Agent Zo: The Untold Story of a Fearless World War II Resistance Fighter
"an exceptional job bringing this complicated and compelling history to light"
Clare Mulley, historian and author specializing in World War II, does an exceptional job bringing this complicated and compelling history to light. Elzibieta Zawacka, known as Agent Zo, fought her entire life for women's military worth to be recognized, first in the Polish Home Army fighting the Nazis, then under the Soviet dominated rule in post-war Poland, finally as an archivist and historian in a democratic Poland. This book is one Zo herself would be proud of, modest though she was about her own impressive achievements.
The amount of research Mulley did is truly staggering, especially given that almost all of it had to be done with the aid of translators. She manages to tell Zo's personal story as the gripping adventure it was while also providing the bigger canvas of her lifetime. Mulley lays out the broader histories such as the little-known aspects of Poland's post-war history, the Soviet domination and repression that resulted in the arrest and torture of people, including Zo.
All this was done in service of the revisionist history imposed on the country to erase the resistance army that had fought so long and so hard to free Poland, the people knowing the history had to be erased, along with any documentation. Besides that, Mulley weaves in the history of women in the military and Poland's unique recognition of the valuable role women could play, granting them the same military status as men long before any other country in Europe.
The history of the Polish resistance and women's military status are closely linked. As Mulley writes:
"Around 40,000 women would eventually be sworn in as members of the Polish Home Army, making it the largest resistance force in occupied Europe. Initially, they served in liaison, as messengers and couriers, as paramedics and in logistics; the day-to-day functioning of the early underground resistance would have been impossible without them."
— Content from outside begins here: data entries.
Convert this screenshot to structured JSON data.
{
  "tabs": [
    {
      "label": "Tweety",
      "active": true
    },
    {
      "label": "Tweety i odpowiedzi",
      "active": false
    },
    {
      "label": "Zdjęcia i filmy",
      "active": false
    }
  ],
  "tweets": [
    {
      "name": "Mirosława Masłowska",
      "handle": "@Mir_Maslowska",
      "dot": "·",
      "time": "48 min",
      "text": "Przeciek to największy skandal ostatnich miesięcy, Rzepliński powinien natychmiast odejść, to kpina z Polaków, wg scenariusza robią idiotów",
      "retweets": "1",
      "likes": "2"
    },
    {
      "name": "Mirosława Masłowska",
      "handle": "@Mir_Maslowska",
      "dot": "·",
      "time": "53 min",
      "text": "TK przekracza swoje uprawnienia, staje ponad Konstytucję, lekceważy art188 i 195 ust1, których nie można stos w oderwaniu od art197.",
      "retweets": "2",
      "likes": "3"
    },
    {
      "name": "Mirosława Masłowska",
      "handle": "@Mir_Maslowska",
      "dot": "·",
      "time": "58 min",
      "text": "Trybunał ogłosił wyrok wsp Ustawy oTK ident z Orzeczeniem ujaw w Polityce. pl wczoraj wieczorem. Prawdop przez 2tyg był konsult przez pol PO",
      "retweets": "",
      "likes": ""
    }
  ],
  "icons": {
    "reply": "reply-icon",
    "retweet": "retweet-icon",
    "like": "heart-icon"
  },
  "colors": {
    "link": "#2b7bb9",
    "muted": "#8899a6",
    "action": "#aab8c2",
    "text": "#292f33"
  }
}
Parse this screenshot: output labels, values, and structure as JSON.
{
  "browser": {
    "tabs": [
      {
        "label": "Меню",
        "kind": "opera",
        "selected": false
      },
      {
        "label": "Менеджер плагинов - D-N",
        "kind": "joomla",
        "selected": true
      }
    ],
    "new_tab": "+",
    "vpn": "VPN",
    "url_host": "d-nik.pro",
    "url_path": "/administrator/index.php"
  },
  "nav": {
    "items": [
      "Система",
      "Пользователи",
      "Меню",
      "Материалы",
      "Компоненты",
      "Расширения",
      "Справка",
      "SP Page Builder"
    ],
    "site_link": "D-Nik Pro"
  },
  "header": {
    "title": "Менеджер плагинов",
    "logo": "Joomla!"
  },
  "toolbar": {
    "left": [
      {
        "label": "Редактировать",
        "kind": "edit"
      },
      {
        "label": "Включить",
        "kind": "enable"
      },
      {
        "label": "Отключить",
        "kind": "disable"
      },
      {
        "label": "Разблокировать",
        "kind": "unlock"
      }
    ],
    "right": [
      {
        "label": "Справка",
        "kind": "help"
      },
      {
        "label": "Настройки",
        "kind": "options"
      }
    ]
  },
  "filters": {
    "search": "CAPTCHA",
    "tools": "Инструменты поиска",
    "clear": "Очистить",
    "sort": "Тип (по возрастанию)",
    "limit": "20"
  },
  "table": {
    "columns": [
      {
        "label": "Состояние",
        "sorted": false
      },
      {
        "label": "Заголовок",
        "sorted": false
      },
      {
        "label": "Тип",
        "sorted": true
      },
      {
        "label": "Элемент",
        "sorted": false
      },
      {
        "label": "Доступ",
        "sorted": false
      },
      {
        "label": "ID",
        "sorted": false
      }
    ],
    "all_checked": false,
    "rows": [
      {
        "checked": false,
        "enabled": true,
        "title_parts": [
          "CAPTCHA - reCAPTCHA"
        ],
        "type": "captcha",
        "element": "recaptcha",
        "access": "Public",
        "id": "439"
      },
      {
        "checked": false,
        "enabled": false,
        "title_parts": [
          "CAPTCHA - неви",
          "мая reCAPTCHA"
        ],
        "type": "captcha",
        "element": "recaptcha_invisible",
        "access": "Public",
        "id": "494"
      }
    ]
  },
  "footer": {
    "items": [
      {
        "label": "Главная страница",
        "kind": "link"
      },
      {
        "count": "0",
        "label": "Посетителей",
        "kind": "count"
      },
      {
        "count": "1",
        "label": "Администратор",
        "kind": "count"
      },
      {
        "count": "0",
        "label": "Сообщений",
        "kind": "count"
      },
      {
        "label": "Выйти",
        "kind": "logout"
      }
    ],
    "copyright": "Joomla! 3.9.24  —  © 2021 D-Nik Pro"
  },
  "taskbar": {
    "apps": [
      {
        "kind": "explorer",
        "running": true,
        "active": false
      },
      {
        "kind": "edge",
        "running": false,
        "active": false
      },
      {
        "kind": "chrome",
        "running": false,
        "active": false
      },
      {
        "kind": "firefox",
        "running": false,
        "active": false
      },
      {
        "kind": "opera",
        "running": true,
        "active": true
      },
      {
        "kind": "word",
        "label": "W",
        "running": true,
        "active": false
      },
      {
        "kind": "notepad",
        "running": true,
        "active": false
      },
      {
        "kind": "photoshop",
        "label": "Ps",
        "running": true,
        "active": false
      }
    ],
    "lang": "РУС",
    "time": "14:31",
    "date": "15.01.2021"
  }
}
Women went on to more dangerous assignments. Zo herself risked death many times to get crucial information to the Allies. She ferried cash, weapons, and information, zigzagging across enemy territory, once even parachuting back into Poland, a first for a woman. She was involved in so many high-level missions, she developed quite a reputation and ended up with the rank of brigadier general (retired).
"Resourceful, determined and courageous, for many of her colleagues Zo had become a 'true legend of the Home Army' as soon as she had crossed wartime borders for the hundredth time.' 'She is a courier of extraordinary self-reliance,' one report recorded. 'She is decisive and steady, which is why she was capable of escaping by jumping from a train.'"
Zo was instrumental in getting women the recognition they deserved from the Home Army, advocating for a decree that would grant them equal status.
"The more Zo had seen of the women's auxiliaries in Britain, the more convinced she had become that the Home Army needed their own distinct service model. . . . The main problem, as she saw it, was 'how best to present the difficult matters that were so completely ignored or misunderstood by men.'"
Zo's many achievements during the war are well summed up:
"For four long years she had organized and run an intelligence network, crossed wartime borders over a hundred times as a courier and, as an emissary, challenged and changed military policy and practice at the highest level. Along with her colleagues, she had helped grow the Home Army into an organisation that could wreck over a thousand enemy train engines in a single week, and supplied the intelligence that paved the way for many of the Allied bombing raids. She had also seen her entire family arrested, and the execution of many of her friends."
The Nazi surrender should have brought Zo the peace she had fought for with so much courage. Instead, "she felt that her country's occupation by one hostile foreign power [Nazi Germany] had now been replaced by another [Soviet Russia], and Poland was still not free."
Zo herself would was sent to prison, arrested for being part of a network spying on the communist government. She wasn't part of any such group but looked guilty simply because of her past. Like many of her compatriots in the Home Army, her real crime lay in telling the story of Poland's resistance, a story that contradicted the official Soviet version. Tortured and put in prison for years, Zo was finally freed, determined to collect even more stories of the Home Army, especially the part played by women.
Zo was officially recognized with many awards and medals, but to her what really mattered was the history she had lived through. She created a vast archive, hoping to educate a new generation about their country's history. This book serves her mission well.